"Hélas, je suys bons prins des douleurs

que j'endure!

Mourir mieux me vaudrait:

la peine me tient dure."

(Fourteenth Century.)

Of the genuineness of this inscription some authorities are doubtful, but I include it here, nevertheless.

This whole region is now hidden behind the mask of smoke and mystery of the present infernal war.

Just what ruin lies behind this dropped curtain is uncertain. It has been reported that Soissons is in ashes, burned and sacked in revenge for the failure of the Verdun attack. At any rate its inhabitants are confined within the limits of the town, and it is understood that they are compelled to toil unceasingly for the invaders. The vast farmsteads and fields are understood to be worked to the utmost by the townspeople in regular "gangs" under the eyes of German officers, and that the crops have been regularly gathered and distributed under the remarkable system for which the Germans are noted.
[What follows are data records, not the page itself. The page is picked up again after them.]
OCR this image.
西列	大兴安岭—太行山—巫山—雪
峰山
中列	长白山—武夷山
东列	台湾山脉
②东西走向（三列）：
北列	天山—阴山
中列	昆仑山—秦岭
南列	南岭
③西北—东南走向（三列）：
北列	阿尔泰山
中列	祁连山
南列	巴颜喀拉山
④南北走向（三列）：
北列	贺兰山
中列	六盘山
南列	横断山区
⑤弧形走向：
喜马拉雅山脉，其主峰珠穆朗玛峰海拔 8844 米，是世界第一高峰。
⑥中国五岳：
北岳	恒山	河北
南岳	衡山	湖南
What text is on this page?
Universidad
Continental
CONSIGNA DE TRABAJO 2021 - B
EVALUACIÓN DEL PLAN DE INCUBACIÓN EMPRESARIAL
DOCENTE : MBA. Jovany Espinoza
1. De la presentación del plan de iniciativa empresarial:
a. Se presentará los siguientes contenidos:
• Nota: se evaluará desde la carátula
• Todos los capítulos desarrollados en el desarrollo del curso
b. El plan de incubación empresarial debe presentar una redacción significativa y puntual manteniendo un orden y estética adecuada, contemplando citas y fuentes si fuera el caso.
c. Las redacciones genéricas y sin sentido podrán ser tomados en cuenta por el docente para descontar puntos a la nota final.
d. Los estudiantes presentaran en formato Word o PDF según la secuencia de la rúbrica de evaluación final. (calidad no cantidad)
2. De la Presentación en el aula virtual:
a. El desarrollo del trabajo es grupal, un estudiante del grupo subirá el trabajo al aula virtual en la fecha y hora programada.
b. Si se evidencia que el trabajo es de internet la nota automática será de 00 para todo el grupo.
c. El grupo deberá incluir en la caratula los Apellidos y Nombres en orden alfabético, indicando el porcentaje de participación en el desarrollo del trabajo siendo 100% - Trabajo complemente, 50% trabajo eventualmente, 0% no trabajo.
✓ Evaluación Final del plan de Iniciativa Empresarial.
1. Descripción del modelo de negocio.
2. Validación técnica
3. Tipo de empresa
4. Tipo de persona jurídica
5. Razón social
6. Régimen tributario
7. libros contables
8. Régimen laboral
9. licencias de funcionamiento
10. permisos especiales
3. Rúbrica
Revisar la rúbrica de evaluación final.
Other than these no details have been allowed to creep forth from this unfortunate town. That this sanctuary of architecture may perchance escape entire destruction at the hands of these barbarians is not too much to hope for, but that the Cathedral should be spared is inconceivable, when one remembers the fate of Rheims, Ypres, Louvain, Arras, Malines and Noyon, to mention but a few of the incomparable treasures that have vanished before their onslaught.

Soissons' magnificent monuments are now probably heaps of calcined stone and charred beams. Those marvels of painted glass will live henceforth only in the memory of those whose good fortune it was to have seen and valued them.

As I write this the Cathedral of Lâon is reported to be a wreck, and is thus added to the list. Words fail me.